The GLI2 was associated with marbling score and meat color in the heterozygous type. The GWAS showed that the GLI2 functions as a transcription regulator alongside the Hedgehog (Hh) pathway in growth in purebred pigs (Meng et al., 2017; Lee et al., 2019). The Hh signaling pathway is directly linked to the control of body fat mass and plays a crucial role in lipid metabolism, adipogenesis, and obesity (Wei et al., 2019). These data suggest that GLI2 and the Hh pathway regulate meat quality in pigs.
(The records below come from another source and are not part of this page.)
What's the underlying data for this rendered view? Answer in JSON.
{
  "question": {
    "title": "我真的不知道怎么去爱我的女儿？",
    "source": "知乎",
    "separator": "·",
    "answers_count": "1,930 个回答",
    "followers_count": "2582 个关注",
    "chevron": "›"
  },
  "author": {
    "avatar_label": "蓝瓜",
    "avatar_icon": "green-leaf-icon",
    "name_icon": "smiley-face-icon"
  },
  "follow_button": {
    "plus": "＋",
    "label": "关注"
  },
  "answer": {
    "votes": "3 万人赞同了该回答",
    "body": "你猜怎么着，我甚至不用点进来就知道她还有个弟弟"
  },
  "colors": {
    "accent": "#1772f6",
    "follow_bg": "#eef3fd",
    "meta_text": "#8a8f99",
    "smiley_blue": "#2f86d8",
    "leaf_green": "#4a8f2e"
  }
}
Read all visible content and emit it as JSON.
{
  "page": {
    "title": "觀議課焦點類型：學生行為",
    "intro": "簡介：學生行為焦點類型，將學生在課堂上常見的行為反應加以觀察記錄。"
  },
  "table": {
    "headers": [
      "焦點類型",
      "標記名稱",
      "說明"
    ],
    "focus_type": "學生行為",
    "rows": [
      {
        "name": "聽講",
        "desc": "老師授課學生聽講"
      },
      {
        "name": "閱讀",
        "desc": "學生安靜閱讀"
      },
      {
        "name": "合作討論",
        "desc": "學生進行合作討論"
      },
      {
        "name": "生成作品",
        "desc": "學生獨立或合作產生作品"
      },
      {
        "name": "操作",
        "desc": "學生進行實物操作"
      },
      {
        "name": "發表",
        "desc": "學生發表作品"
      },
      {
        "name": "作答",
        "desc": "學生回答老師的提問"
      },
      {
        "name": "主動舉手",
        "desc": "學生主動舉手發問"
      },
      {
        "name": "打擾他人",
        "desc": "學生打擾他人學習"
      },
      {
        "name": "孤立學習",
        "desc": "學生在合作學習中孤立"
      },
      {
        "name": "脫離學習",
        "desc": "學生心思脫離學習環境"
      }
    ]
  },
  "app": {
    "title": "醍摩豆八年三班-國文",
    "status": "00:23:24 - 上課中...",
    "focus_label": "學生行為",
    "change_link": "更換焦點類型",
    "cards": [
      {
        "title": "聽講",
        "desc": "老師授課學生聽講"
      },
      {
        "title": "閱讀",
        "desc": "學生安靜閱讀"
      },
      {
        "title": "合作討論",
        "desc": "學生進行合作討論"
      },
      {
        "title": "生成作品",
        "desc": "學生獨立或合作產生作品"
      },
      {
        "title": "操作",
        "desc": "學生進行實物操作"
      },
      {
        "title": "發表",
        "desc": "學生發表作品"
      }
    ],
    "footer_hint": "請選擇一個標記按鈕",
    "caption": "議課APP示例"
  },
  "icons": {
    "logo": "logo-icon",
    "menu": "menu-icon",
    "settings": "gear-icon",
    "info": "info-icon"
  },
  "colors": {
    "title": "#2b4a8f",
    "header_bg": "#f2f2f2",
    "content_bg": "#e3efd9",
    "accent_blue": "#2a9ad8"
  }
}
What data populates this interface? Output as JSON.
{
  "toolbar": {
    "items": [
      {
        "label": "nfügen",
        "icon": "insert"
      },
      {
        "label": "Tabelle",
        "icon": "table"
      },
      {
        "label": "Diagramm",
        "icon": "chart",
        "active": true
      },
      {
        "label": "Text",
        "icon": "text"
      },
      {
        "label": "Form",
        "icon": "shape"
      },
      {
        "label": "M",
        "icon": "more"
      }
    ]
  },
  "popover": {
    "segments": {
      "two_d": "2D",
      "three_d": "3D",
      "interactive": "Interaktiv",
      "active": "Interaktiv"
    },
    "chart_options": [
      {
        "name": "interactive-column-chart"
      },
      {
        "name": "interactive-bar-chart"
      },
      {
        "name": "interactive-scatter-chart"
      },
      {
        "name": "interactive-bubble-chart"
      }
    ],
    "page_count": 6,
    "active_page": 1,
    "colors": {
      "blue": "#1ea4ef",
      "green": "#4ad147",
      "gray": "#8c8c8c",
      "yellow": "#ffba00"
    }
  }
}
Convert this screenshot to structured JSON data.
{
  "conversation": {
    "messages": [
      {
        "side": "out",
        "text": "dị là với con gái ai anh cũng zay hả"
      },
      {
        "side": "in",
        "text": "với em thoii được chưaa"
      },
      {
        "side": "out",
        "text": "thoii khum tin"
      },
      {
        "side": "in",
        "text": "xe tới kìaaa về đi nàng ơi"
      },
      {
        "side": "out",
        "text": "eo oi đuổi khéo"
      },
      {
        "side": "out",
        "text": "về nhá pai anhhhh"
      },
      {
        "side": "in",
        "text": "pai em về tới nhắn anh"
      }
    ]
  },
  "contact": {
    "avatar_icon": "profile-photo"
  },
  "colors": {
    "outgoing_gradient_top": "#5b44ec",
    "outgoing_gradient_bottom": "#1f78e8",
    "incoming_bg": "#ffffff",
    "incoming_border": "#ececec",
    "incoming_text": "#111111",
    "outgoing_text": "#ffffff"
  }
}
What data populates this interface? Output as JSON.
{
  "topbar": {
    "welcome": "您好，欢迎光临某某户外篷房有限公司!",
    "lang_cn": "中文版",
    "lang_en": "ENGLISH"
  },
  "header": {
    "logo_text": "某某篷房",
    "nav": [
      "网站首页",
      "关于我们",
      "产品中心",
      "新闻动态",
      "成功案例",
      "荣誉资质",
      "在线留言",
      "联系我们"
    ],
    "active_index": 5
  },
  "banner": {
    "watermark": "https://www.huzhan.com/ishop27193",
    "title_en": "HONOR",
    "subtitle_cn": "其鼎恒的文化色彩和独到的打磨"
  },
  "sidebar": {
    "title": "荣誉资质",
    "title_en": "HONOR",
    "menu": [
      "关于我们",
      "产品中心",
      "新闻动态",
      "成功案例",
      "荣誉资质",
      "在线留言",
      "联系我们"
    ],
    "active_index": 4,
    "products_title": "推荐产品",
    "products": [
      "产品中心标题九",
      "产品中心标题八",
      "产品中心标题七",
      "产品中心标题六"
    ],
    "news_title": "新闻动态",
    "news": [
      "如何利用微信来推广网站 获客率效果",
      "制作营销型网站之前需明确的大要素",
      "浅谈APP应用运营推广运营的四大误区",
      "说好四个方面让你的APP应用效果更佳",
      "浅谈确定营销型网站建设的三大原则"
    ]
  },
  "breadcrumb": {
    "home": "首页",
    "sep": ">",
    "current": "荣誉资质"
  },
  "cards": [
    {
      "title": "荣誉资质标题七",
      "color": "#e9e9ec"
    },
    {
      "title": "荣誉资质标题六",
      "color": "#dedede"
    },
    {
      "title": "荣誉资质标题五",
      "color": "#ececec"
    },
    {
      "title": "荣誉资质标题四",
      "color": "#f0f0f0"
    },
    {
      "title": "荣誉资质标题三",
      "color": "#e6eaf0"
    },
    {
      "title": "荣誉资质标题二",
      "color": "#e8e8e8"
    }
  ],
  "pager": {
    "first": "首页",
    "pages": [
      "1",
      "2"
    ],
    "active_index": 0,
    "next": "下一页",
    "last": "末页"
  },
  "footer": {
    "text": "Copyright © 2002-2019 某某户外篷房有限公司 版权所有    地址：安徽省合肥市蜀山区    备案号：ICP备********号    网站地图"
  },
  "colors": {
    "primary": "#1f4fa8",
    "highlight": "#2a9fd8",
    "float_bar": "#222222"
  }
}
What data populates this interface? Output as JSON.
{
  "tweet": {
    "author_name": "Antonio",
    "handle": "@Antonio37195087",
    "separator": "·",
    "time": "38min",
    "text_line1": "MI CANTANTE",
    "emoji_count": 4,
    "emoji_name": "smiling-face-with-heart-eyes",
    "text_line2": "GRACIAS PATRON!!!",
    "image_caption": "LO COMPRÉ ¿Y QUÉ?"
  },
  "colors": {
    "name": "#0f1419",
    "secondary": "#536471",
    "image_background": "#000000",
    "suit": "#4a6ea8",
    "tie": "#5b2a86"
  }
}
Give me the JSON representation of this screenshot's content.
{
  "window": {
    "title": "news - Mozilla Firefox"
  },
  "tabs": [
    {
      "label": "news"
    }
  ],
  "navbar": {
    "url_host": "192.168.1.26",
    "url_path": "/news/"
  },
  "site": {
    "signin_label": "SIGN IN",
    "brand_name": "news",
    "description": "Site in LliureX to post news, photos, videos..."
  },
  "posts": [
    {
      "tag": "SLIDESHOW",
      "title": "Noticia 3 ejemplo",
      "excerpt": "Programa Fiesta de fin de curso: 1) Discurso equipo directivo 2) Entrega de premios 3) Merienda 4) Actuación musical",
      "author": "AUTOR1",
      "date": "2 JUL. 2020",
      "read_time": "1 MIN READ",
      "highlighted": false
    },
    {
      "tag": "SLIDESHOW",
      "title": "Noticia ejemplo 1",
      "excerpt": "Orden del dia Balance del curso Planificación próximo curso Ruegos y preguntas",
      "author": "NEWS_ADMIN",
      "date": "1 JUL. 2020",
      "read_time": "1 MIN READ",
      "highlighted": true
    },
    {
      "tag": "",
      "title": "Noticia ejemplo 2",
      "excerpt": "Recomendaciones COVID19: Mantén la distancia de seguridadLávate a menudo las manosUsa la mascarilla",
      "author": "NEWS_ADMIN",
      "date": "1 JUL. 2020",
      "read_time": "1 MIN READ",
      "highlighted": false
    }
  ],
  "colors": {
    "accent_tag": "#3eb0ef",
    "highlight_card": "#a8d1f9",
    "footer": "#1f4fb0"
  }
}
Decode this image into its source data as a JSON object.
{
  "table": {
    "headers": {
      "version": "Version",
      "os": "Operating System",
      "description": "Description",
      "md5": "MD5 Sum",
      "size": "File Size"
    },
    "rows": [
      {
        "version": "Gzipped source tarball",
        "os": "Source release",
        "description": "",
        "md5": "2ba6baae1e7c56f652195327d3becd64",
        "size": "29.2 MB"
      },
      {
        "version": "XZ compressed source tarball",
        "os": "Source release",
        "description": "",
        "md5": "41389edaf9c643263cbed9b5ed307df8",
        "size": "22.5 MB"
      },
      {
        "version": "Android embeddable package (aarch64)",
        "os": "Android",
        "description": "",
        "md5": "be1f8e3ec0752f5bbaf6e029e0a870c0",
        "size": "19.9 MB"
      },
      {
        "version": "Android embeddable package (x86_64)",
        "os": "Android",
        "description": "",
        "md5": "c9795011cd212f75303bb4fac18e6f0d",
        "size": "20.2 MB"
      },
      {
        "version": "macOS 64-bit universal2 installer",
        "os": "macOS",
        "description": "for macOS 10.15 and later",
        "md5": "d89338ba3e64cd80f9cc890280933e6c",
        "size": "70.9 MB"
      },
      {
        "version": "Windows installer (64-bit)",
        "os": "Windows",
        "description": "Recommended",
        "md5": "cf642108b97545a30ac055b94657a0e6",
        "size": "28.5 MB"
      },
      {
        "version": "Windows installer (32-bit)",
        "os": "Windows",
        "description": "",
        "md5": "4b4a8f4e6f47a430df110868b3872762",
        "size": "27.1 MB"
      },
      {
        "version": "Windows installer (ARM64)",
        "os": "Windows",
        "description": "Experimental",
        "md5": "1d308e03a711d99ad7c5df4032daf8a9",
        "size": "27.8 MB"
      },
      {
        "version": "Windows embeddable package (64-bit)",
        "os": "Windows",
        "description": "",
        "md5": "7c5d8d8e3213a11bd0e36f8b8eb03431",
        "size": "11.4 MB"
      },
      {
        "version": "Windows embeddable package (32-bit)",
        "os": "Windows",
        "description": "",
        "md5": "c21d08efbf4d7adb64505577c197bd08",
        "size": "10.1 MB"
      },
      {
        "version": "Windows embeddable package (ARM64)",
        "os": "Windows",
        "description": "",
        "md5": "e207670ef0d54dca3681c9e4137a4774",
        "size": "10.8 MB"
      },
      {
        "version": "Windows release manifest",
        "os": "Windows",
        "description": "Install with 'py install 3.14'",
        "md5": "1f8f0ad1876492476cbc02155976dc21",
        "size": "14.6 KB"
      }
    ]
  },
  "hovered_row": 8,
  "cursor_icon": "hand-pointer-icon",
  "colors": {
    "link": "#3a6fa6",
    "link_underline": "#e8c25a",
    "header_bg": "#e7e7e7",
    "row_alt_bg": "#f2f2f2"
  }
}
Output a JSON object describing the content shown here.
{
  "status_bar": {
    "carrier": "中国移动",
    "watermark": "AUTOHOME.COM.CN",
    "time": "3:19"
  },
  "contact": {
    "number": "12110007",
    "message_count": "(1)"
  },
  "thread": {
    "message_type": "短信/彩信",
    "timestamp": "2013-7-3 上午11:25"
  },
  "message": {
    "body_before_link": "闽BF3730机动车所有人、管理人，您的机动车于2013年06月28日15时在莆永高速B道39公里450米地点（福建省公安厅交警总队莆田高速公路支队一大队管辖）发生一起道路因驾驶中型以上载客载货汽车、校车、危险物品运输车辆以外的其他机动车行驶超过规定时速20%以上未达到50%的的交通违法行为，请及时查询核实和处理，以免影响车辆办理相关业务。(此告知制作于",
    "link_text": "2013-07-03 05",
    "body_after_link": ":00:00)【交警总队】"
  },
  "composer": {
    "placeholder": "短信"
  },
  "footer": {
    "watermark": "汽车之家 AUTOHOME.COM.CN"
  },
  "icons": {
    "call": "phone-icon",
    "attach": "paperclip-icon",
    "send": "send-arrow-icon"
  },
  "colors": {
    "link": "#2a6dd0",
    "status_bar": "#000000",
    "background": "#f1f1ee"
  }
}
This study had some limitations. First, the statistical power is low because of the small number of samples; some samples could not be genotyped using the KASP assay with genomic DNA. Second, we did not assess any joint effects of SNPs and expression status. Future studies are needed with more samples. Despite these limitations, this study has demonstrated the benefits of combining WES and KASP data, which are low cost but still effective. In conclusion, genetic variations in the KIF family (KIF5B and KIF26B) and GLI2 genes, related to MAPK and Hh signaling pathways, were associated with meat quality in crossbred pigs. Our findings may help clarify the mechanisms underlying high-quality meat production in pigs.